If you’re going to include any imagery in said emailer, for the sake of all that is holy make sure your images fit in the following specifications:
72 dpi (for fast loading time)
“.jpeg” file format (fastest file type that retains the most quality)
No more that 600 pixels wide (the open width of most email programs)
Make sure the image can be fully seen at around 440 pixels tall (the viewer screen is only that tall in most email platforms)
Don’t understand what all of that means? It’s OK – your designer will. But it never hurts to learn for yourself.
When adding art to your emails, I like the way Tommy Walker at CrazyEgg (a/b testing software) explained it by saying, “more images communicates a greater attention to detail and respect for your subscriber’s time.”
For example, MailChimp includes animated gifs in their emails to help their users better use their email marketing service. “They’ve reported this has reduced the amount of first-time-user customer service calls, and has allowed their users to start building email campaigns faster,” according to Walker.
It’s also the same reason why we illustrate our blog posts – so that they have an increased click rate in emails and social media. It’s why so many websites have changed their style to look more like Pinterest – people are attracted to images.
How to create email graphics that get clicks
At this point, you’re probably wondering what kind of graphics you can use that will increase your click-through rates, the rate at which people actually click on an image or link in your email. Here are the types of graphics that we find work best:
- Animated gifs, as above, that are helpful or convey a message without overwhelming the reader
- Beautiful illustrations related to your content that tell the readers you respect their time
- Photos of yourself or your business (photos of faces increase click rates tremendously)
- Photos or illustrations with the title of your article (or product) in it (think Pinterest-style)
Cellar Door, a pop-up restaurant that runs on donations from patrons, was created by husband-and-wife team Logan & Gary Mitchell. What’s brilliant about this approach is that the business structure itself demands a look into the email newsletter. “Our cellar door mailing list is currently 1,615, and grows about 3 to 6 a week,” Logan tells me. “We have between a 44% and 51% open rate.”
What is insanely genius about Cellar Door (besides the best 10-course meal in town for under $100) is the way that they operate.

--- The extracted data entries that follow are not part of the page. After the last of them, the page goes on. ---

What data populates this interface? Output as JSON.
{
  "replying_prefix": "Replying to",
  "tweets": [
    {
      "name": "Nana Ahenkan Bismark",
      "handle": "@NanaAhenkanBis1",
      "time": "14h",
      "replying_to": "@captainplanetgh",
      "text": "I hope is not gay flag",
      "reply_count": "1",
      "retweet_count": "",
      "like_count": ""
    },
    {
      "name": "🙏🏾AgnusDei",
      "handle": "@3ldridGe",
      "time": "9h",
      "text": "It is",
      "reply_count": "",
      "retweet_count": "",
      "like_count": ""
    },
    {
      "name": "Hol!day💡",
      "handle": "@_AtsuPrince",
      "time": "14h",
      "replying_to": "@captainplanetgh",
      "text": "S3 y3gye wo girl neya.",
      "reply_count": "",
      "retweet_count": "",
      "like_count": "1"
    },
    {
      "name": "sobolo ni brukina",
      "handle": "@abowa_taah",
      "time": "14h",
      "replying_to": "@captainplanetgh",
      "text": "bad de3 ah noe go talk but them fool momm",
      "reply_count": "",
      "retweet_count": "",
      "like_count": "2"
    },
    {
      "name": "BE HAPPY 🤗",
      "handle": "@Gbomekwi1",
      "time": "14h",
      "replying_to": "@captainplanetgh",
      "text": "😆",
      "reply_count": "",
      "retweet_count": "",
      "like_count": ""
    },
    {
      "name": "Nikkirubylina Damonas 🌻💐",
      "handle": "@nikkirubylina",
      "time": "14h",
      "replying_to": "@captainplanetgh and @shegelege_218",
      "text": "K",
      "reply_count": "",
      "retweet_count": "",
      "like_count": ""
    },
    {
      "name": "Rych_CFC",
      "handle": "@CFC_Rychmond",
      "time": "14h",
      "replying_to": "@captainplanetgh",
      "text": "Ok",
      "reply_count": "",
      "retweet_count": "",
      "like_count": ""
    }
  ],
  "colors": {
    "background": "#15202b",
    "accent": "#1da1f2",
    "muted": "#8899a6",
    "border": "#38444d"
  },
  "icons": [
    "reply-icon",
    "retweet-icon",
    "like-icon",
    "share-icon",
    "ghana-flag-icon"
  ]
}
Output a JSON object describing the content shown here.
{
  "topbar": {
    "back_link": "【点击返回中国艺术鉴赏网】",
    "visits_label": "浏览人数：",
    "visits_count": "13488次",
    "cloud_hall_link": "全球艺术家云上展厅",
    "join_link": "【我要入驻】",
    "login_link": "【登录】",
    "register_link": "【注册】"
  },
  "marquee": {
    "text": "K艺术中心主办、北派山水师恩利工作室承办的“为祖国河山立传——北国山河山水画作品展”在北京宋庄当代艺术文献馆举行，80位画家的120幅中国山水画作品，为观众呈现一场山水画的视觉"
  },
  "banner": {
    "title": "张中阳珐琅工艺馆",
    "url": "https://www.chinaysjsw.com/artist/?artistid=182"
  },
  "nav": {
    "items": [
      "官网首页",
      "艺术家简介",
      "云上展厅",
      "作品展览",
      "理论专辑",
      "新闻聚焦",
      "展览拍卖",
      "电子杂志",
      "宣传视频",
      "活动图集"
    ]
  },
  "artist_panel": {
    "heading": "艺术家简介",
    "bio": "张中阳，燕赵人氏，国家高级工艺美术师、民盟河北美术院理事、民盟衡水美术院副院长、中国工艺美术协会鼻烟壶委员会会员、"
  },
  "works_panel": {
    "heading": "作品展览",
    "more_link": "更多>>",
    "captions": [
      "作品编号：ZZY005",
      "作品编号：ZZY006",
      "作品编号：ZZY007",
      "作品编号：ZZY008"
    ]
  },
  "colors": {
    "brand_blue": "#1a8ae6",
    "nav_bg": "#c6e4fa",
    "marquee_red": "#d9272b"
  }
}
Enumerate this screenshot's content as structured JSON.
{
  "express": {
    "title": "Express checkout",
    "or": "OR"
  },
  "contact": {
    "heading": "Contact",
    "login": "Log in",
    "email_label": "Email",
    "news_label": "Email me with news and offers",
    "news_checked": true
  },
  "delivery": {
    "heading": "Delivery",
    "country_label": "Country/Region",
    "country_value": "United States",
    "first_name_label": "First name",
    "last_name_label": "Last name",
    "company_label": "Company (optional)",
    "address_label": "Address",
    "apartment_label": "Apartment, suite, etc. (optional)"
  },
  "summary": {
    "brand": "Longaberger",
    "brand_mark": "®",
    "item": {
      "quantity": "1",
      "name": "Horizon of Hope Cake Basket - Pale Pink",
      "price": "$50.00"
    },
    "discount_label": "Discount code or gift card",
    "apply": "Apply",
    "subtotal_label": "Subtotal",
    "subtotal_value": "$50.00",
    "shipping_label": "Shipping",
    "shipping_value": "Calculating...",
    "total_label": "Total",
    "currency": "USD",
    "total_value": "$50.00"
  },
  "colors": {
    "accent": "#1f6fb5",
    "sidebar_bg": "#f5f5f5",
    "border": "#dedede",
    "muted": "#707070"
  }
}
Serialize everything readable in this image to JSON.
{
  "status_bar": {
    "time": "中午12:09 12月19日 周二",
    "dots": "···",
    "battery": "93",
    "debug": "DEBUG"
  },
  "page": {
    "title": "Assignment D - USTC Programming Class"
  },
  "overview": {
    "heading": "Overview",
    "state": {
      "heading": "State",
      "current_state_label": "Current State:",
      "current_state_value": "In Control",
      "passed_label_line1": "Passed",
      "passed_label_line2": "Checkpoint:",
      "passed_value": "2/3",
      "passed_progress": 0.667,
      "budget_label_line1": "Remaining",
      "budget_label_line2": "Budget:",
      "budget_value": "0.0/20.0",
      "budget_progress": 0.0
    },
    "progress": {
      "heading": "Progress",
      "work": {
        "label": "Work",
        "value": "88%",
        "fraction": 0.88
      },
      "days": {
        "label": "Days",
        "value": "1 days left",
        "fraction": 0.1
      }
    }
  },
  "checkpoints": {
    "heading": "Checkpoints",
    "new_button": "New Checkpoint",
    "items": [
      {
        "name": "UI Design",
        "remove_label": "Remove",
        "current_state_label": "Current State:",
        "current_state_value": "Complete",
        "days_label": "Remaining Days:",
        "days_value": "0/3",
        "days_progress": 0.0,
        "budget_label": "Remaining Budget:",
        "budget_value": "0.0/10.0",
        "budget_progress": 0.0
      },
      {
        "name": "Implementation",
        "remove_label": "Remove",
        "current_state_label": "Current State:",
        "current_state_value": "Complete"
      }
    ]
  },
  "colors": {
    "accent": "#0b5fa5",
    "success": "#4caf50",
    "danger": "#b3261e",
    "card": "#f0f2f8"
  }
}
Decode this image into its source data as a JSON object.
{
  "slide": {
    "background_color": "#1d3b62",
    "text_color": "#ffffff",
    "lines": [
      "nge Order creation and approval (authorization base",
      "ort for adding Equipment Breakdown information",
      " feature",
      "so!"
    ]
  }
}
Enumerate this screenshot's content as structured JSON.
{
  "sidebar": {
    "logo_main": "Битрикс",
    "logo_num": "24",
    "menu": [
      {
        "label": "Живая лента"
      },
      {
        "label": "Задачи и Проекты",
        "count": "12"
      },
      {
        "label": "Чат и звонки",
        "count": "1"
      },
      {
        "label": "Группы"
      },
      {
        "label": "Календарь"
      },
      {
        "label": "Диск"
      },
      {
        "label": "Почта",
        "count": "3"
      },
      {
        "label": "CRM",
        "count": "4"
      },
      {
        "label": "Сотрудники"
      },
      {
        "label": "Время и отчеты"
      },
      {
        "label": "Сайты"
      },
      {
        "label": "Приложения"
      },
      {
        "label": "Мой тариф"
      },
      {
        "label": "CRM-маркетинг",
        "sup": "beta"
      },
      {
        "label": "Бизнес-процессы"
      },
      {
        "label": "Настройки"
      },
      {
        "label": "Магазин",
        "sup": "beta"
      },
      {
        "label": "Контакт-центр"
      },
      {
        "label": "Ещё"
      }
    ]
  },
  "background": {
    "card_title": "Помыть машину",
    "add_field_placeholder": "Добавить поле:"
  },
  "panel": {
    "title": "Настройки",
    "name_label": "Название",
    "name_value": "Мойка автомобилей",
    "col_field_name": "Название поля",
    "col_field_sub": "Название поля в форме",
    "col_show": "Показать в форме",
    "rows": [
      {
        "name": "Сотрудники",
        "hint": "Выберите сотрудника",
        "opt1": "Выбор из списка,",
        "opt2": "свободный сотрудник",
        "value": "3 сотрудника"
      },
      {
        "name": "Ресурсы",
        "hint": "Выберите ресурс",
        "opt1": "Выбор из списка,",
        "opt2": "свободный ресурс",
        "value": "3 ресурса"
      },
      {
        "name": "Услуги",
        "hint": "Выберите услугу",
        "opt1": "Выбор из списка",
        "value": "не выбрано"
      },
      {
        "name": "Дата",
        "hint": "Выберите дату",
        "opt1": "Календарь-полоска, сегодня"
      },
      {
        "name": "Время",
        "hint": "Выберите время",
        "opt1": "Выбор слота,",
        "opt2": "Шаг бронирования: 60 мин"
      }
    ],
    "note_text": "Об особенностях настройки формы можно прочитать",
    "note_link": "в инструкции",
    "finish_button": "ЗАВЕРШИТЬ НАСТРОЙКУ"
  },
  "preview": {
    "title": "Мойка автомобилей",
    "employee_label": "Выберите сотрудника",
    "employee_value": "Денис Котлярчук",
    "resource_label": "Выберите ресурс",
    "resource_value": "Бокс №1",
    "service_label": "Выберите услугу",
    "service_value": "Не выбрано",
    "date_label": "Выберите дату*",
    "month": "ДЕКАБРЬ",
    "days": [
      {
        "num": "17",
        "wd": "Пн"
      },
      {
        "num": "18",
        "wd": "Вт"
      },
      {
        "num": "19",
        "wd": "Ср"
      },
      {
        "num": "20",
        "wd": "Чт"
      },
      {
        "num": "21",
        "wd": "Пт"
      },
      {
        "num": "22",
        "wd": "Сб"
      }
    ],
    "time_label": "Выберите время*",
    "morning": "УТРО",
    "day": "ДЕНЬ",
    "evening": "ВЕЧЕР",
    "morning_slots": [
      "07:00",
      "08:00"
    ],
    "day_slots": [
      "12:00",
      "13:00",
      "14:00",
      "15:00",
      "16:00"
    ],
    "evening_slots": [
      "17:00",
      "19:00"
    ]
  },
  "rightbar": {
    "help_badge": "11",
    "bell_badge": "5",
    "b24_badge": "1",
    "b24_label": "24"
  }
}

Once a month, they host a meal, and only about 10 people can RSVP for a spot. They rarely take reservations.
The only way to get a seat at their exclusive supper table is to keep an eye on your inbox for a newsletter showing you, as if you were in their restaurant, what’s on the menu for an upcoming meal.
If you don’t respond to the email in the first five to 10 minutes of receiving it, you probably won’t get a spot.
But your business is not all about secret supper clubs and newsletter RSVPs, right? Still, think of your newsletter as a very specific and important branch of your business, and an autonomous one at that.
How are you using graphics in your content marketing?